When I press the Sound Field Analysis, I get a pop up saying no target available. What do I do?

If this happens, it is because the system is not calibrated. The system must be calibrated before use, and this must be done at the test location.

 

What are the stop criteria for the test?

For response present, the Fmpi detector will aid as a stop criterion, as will the waveforms displayed. You can split waveforms in A and B buffers as known from ABR and display both channels separately. The waveform reproducibility feature known from ABR is also available.

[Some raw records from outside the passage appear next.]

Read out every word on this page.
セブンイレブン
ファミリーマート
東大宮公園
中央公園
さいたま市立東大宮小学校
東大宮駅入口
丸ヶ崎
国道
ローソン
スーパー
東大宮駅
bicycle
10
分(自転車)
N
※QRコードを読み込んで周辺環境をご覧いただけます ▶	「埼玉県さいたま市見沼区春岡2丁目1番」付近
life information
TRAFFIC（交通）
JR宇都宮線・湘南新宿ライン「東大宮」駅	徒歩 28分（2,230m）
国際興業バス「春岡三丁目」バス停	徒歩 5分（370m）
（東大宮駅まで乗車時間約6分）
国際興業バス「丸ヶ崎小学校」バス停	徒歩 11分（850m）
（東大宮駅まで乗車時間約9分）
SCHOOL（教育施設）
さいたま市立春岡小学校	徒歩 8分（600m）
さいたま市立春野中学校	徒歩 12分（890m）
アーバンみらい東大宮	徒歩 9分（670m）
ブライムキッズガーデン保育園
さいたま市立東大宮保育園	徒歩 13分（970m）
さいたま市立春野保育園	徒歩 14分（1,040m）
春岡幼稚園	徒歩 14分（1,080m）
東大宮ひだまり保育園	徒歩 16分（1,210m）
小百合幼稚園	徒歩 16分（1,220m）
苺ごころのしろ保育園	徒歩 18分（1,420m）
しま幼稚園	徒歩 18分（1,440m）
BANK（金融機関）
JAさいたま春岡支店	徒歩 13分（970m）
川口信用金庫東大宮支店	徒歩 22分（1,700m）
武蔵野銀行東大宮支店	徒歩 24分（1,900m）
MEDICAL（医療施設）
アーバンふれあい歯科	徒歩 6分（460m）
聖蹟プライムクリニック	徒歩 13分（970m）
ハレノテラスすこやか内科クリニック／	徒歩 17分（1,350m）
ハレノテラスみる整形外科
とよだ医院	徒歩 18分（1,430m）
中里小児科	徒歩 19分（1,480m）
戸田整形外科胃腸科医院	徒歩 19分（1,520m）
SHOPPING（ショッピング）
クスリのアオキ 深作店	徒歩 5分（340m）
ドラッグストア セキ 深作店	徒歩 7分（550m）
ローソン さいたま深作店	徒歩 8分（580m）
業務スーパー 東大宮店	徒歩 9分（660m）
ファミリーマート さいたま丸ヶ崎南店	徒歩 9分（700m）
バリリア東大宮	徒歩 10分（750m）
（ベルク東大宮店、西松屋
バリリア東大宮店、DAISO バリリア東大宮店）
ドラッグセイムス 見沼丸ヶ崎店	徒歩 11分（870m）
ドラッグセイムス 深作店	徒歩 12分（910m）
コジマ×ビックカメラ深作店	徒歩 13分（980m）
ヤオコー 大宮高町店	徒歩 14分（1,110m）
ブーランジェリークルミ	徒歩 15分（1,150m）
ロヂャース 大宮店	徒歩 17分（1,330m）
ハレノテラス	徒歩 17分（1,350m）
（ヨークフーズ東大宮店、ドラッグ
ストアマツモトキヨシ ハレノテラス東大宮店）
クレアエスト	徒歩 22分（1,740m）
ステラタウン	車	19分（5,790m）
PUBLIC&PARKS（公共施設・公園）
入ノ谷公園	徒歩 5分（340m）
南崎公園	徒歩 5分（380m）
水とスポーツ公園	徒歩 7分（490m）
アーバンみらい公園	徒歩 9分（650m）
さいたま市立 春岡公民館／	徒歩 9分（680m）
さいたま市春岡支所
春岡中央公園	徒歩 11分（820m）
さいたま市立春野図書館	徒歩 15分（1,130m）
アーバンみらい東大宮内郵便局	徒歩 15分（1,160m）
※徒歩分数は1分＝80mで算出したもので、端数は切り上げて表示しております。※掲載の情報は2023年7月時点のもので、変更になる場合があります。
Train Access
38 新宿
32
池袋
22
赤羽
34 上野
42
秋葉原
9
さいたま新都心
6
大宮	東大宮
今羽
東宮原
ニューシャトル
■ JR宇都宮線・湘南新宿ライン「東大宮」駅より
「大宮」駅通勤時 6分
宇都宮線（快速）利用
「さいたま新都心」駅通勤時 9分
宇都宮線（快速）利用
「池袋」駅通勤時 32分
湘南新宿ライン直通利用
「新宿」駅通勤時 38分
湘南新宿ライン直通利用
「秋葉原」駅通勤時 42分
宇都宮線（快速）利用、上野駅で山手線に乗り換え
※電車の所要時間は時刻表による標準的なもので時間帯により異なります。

For response absent, the system has a built-in residual noise calculator. Noise targets will be different than those used in ABR because cortical responses contain more noise.

 

Are BC protocols affected by the fact that the BC output is used in the Eclipse for the loudspeaker?

No, the Aided Cortical module uses its own calibration, making it work independently of other modules. So, you can plug in the bone conductor after you have done your aided cortical testing and do testing with a BC protocol.

 

Why are the residual noise targets set at a higher value than ABR?

In aided cortical testing, the patient is awake and is supposed to be engaged in some sort of activity. This makes it difficult to reach the same residual noise values in aided cortical testing as in ABR.

 

What sort of task should I give my patient during the test?

The patient should be engaged in a silent activity. For example, silent toys or silent movies. Toys or movies with sound could mask the stimuli presented from the speaker.

 

If I right click, I can see something called ‘Stimulus color’. What is that?

Stimulus color is another way of visualizing your waveforms. By default, the color of each waveform depends on what ear state you have chosen. For example, your waveform will be blue if you have chosen the state Aided Left (AL).

By choosing stimulus color, the color of your waveforms is based on the stimulus and not by the ear. Stimulus colors are set by default.

 

How do I change the color of my waveforms?

You can do this in the calibration software under ‘Aided Cortical general setup’.

 

References

[1] Visram, A. S., Stone, M. A., Purdy, S. C., Bell, S. L., Brooks, J., Bruce, I. A., Chesnaye, M. A., Dillon, H., Harte, J. M., Hudson, C. L., Laugesen, S., Morgan, R. E., O'Driscoll, M., Roberts, S. A., Roughley, A. J., Simpson, D., & Munro, K. J. (2023). Aided Cortical Auditory Evoked Potentials in Infants With Frequency-Specific Synthetic Speech Stimuli: Sensitivity, Repeatability, and Feasibility. Ear and hearing, 44(5), 1157–1172.